Another reason for the difference in survival could be that papillary thyroid microcarcinoma is more aggressive in Black patients because of differences in tumour biology and genetic variation. However, there is currently no evidence for this in the literature. If this were the case, total thyroidectomy might prove beneficial in this group. We performed a subset analysis of Black patients, comparing total thyroidectomy against thyroid lobectomy. There was no difference in overall survival between the two treatment groups. In their study, Yu et al. identified African American or minority race as one of the risk factors for mortality in patients with papillary thyroid microcarcinoma. 13 Similar to our study, they compared total thyroidectomy against thyroid lobectomy in patients with two or more risk factors. Contrary to our study, they found that total thyroidectomy provided a survival advantage in this cohort of patients.

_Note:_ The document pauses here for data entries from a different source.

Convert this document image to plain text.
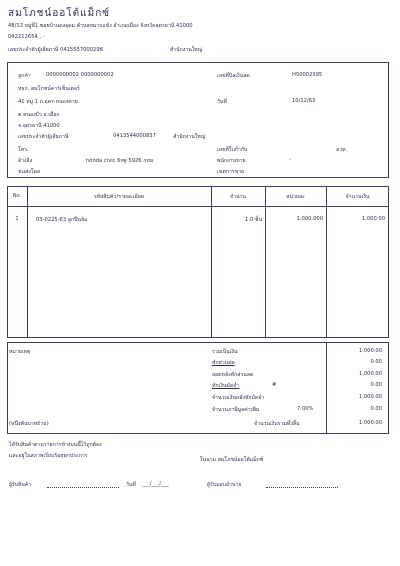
สมโภชน์ออโต้แม็กซ์
48/13 หมู่ที่1 ซอยบ้านดงอุดม ตำบลหมากแข้ง อำเภอเมือง จังหวัดอุดรธานี 41000
042212654 , -
เลขประจำตัวผู้เสียภาษี 0415557000298	สำนักงานใหญ่
ลูกค้า	0000000002 0000000002
หจก. สมโภชน์คาร์เซ็นเตอร์
41 หมู่ 1 ถ.อุดร-หนองคาย
ต.หนองบัว อ.เมือง
จ.อุดรธานี 41000
เลขประจำตัวผู้เสียภาษี	0413544000837	สำนักงานใหญ่
โทร.
อ้างอิง	honda civic 6หฐ 5926 กทม
ขนส่งโดย
เลขที่บิลเงินสด	HS0002395
วันที่	10/12/63
เลขที่ใบกำกับ	ลวท.
พนักงานขาย	-
เขตการขาย
No.	รหัสสินค้า/รายละเอียด	จำนวน	หน่วยละ	จำนวนเงิน
1	03-0225-63 ลูกปืนล้อ	1.0 ชิ้น	1,000.000	1,000.00
หมายเหตุ
(หนึ่งพันบาทถ้วน)
รวมเป็นเงิน	1,000.00
หักส่วนลด	0.00
ยอดหลังหักส่วนลด	1,000.00
หักเงินมัดจำ	#	0.00
จำนวนเงินหลังหักมัดจำ	1,000.00
จำนวนภาษีมูลค่าเพิ่ม	7.00%	0.00
จำนวนเงินรวมทั้งสิ้น	1,000.00
ได้รับสินค้าตามรายการข้างบนนี้ไว้ถูกต้อง
และอยู่ในสภาพเรียบร้อยทุกประการ
ในนาม สมโภชน์ออโต้แม็กซ์
ผู้รับสินค้า	วันที่ ___/___/___	ผู้รับมอบอำนาจ
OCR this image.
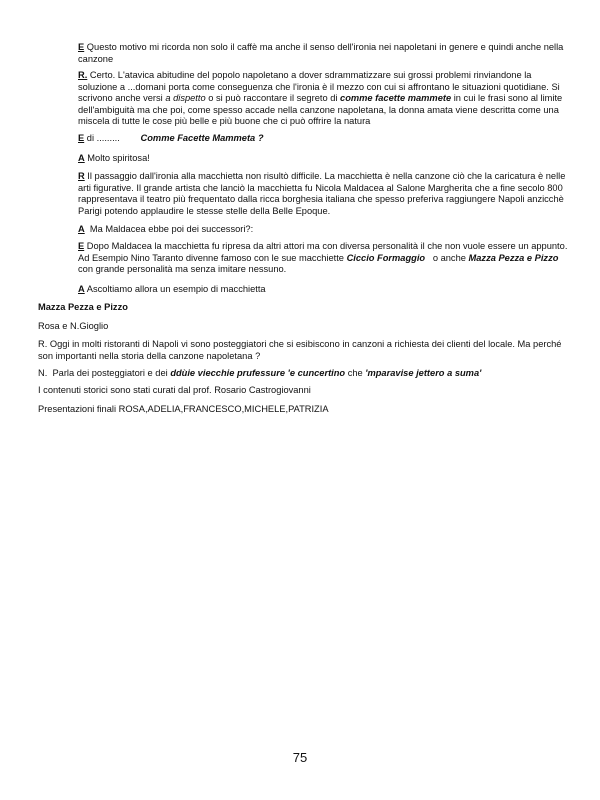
E Questo motivo mi ricorda non solo il caffè ma anche il senso dell'ironia nei napoletani in genere e quindi anche nella canzone
R. Certo. L'atavica abitudine del popolo napoletano a dover sdrammatizzare sui grossi problemi rinviandone la soluzione a ...domani porta come conseguenza che l'ironia è il mezzo con cui si affrontano le situazioni quotidiane. Si scrivono anche versi a dispetto o si può raccontare il segreto di comme facette mammete in cui le frasi sono al limite dell'ambiguità ma che poi, come spesso accade nella canzone napoletana, la donna amata viene descritta come una miscela di tutte le cose più belle e più buone che ci può offrire la natura
E di .........        Comme Facette Mammeta ?
A Molto spiritosa!
R Il passaggio dall'ironia alla macchietta non risultò difficile. La macchietta è nella canzone ciò che la caricatura è nelle arti figurative. Il grande artista che lanciò la macchietta fu Nicola Maldacea al Salone Margherita che a fine secolo 800 rappresentava il teatro più frequentato dalla ricca borghesia italiana che spesso preferiva raggiungere Napoli anzicchè Parigi potendo applaudire le stesse stelle della Belle Epoque.
A  Ma Maldacea ebbe poi dei successori?:
E Dopo Maldacea la macchietta fu ripresa da altri attori ma con diversa personalità il che non vuole essere un appunto. Ad Esempio Nino Taranto divenne famoso con le sue macchiette Ciccio Formaggio   o anche Mazza Pezza e Pizzo con grande personalità ma senza imitare nessuno.
A Ascoltiamo allora un esempio di macchietta
Mazza Pezza e Pizzo
Rosa e N.Gioglio
R. Oggi in molti ristoranti di Napoli vi sono posteggiatori che si esibiscono in canzoni a richiesta dei clienti del locale. Ma perché son importanti nella storia della canzone napoletana ?
N.  Parla dei posteggiatori e dei ddùie viecchie prufessure 'e cuncertino che 'mparavise jettero a suma'
I contenuti storici sono stati curati dal prof. Rosario Castrogiovanni
Presentazioni finali ROSA,ADELIA,FRANCESCO,MICHELE,PATRIZIA
75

Our study showed a survival advantage for married patients, which is consistent with findings from other studies on head and neck cancer. A recent study evaluating the impact of demographic and socioeconomic factors on survival in major salivary gland cancer found that married patients had higher survival rates than single patients. 10 Similarly, another study identified married status as a positive prognostic factor in patients with squamous cell carcinoma of the oral cavity, oropharynx, hypopharynx and larynx. 11 Several studies have also shown that the risk of mortality in the general population is lower for married patients. 17 19 The mechanism for this survival advantage is unknown. It is possible that married patients have better social support and more financial resources than single patients, which can lead to improved compliance with treatment.

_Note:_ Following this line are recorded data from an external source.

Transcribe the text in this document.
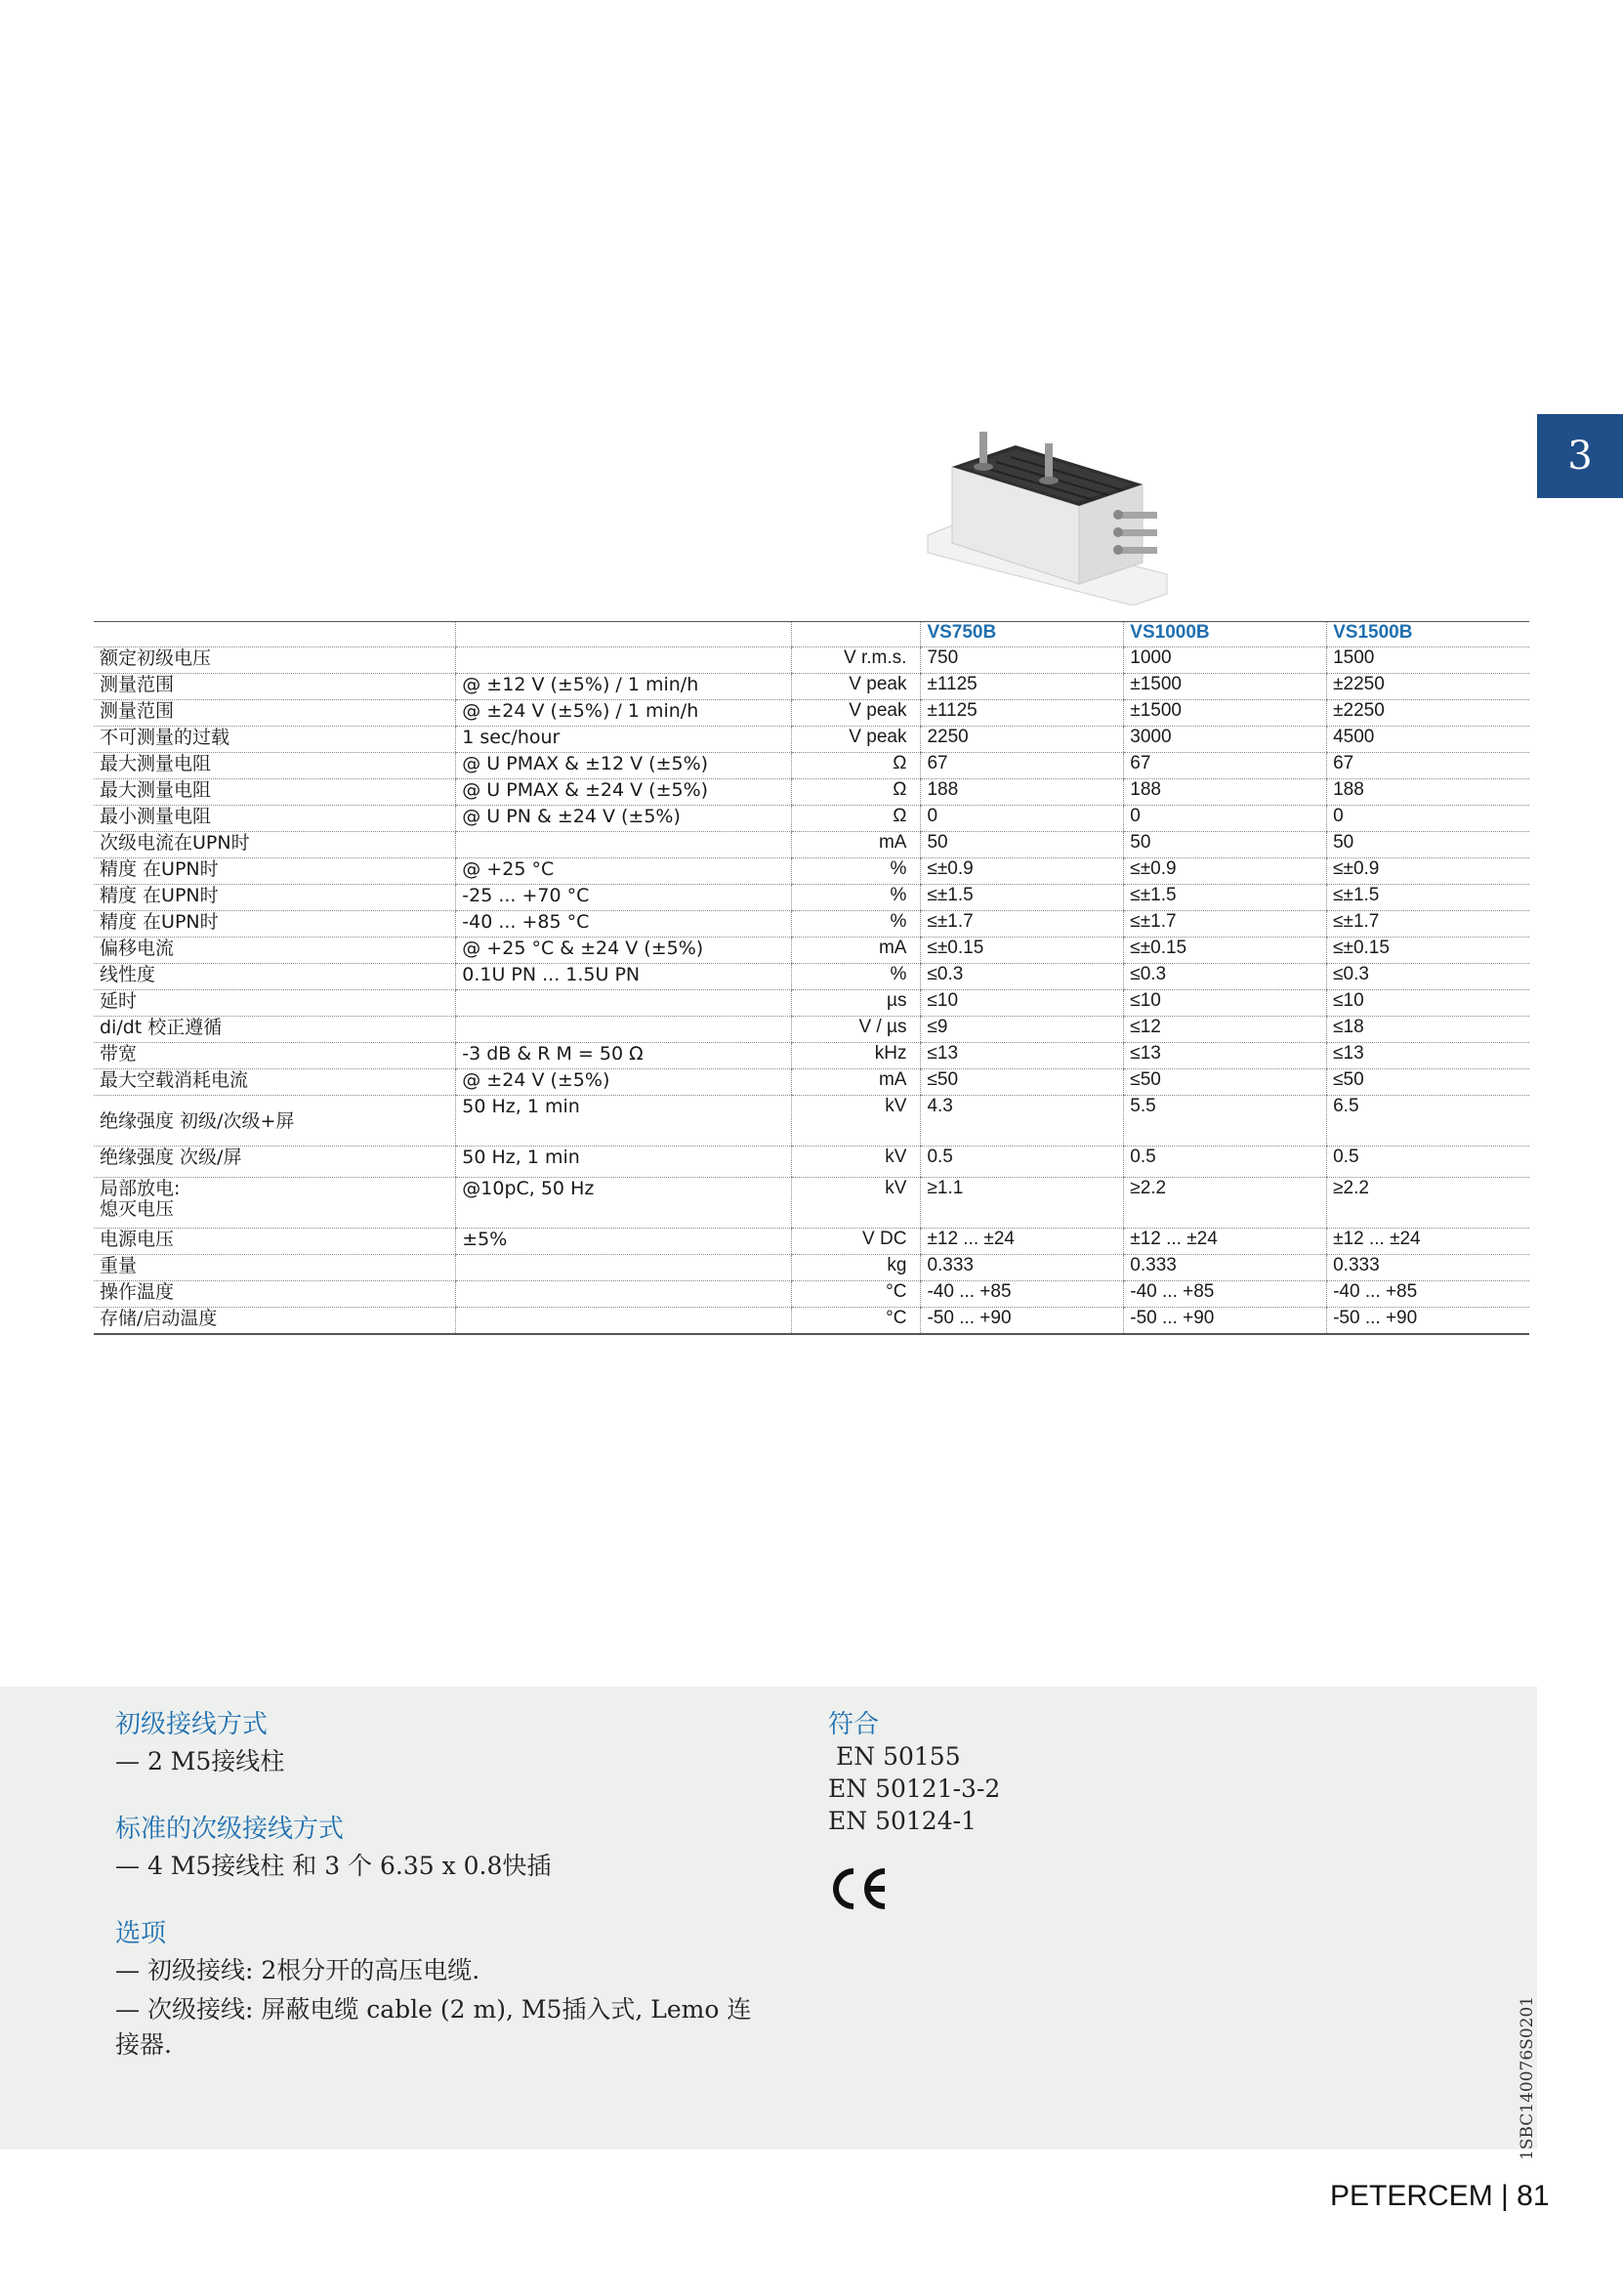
3
			VS750B	VS1000B	VS1500B
额定初级电压		V r.m.s.	750	1000	1500
测量范围	@ ±12 V (±5%) / 1 min/h	V peak	±1125	±1500	±2250
测量范围	@ ±24 V (±5%) / 1 min/h	V peak	±1125	±1500	±2250
不可测量的过载	1 sec/hour	V peak	2250	3000	4500
最大测量电阻	@ U PMAX & ±12 V (±5%)	Ω	67	67	67
最大测量电阻	@ U PMAX & ±24 V (±5%)	Ω	188	188	188
最小测量电阻	@ U PN & ±24 V (±5%)	Ω	0	0	0
次级电流在UPN时		mA	50	50	50
精度 在UPN时	@ +25 °C	%	≤±0.9	≤±0.9	≤±0.9
精度 在UPN时	-25 ... +70 °C	%	≤±1.5	≤±1.5	≤±1.5
精度 在UPN时	-40 ... +85 °C	%	≤±1.7	≤±1.7	≤±1.7
偏移电流	@ +25 °C & ±24 V (±5%)	mA	≤±0.15	≤±0.15	≤±0.15
线性度	0.1U PN ... 1.5U PN	%	≤0.3	≤0.3	≤0.3
延时		µs	≤10	≤10	≤10
di/dt 校正遵循		V / µs	≤9	≤12	≤18
带宽	-3 dB & R M = 50 Ω	kHz	≤13	≤13	≤13
最大空载消耗电流	@ ±24 V (±5%)	mA	≤50	≤50	≤50
绝缘强度 初级/次级+屏	50 Hz, 1 min	kV	4.3	5.5	6.5
绝缘强度 次级/屏	50 Hz, 1 min	kV	0.5	0.5	0.5
局部放电:
熄灭电压	@10pC, 50 Hz	kV	≥1.1	≥2.2	≥2.2
电源电压	±5%	V DC	±12 ... ±24	±12 ... ±24	±12 ... ±24
重量		kg	0.333	0.333	0.333
操作温度		°C	-40 ... +85	-40 ... +85	-40 ... +85
存储/启动温度		°C	-50 ... +90	-50 ... +90	-50 ... +90
初级接线方式
— 2 M5接线柱
标准的次级接线方式
— 4 M5接线柱 和 3 个 6.35 x 0.8快插
选项
— 初级接线: 2根分开的高压电缆.
— 次级接线: 屏蔽电缆 cable (2 m), M5插入式, Lemo 连
接器.
符合
EN 50155
EN 50121-3-2
EN 50124-1
1SBC140076S0201
PETERCEM | 81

  • Black race is a negative prognostic factor in a variety of head and neck cancers

  • The impact of race on survival in localised papillary thyroid microcarcinoma patients was examined using a large population-based cancer database

  • Black race is a negative prognostic factor in thyroid cancer, which cannot be explained by advanced disease stage

  • The extent of surgery (total thyroidectomy vs lobectomy) did not affect survival in Black patients with papillary thyroid microcarcinoma

The main strength of our study lies in its large sample size and diverse patient characteristics. Utilising the Surveillance, Epidemiology, and End Results database allows us to analyse a large and diverse population, with outstanding quality control. The catchment areas used in the Surveillance, Epidemiology, and End Results database were selected for their ability to maintain a high-quality cancer reporting system and for demographic characteristics that are representative of the US population as a whole. This study has several limitations. It is limited by the retrospective nature of the analysis. The Surveillance, Epidemiology, and End Results database does not provide information on tumour size for cases diagnosed prior to 1988. Consequently, these cases were excluded from the analysis. The database also does not include information on disease recurrence or treatments received beyond four months after diagnosis. 20 Therefore, the impact of recurrence and subsequent treatment received cannot be examined.

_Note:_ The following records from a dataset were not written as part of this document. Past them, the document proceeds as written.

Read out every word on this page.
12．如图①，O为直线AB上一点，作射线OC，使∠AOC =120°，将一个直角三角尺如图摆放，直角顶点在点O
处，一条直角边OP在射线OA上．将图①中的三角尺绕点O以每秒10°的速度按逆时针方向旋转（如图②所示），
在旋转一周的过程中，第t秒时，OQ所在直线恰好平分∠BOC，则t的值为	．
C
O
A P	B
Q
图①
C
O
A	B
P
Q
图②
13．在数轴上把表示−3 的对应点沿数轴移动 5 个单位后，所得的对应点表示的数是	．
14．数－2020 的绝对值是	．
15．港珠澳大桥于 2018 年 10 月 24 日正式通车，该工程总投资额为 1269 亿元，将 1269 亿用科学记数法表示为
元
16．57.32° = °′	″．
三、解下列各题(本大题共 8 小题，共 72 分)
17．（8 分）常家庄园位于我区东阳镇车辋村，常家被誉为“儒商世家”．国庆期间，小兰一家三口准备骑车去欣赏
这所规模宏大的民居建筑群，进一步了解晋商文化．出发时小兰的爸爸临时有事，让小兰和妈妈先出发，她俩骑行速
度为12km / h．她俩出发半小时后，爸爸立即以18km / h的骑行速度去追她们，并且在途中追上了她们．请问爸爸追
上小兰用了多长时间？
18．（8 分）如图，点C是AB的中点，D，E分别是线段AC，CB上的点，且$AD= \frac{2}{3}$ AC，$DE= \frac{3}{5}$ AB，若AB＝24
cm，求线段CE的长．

In conclusion, our study shows that race influences survival outcomes for patients with papillary thyroid microcarcinoma. Black race is a negative prognostic factor, which cannot be explained by advanced disease stage. This finding is significant given the overall excellent prognosis expected of patients with papillary thyroid microcarcinoma. Further research on the mechanisms by which race affects survival is needed to reveal potential areas of opportunity for public health interventions aimed at reducing health disparities in cancer care.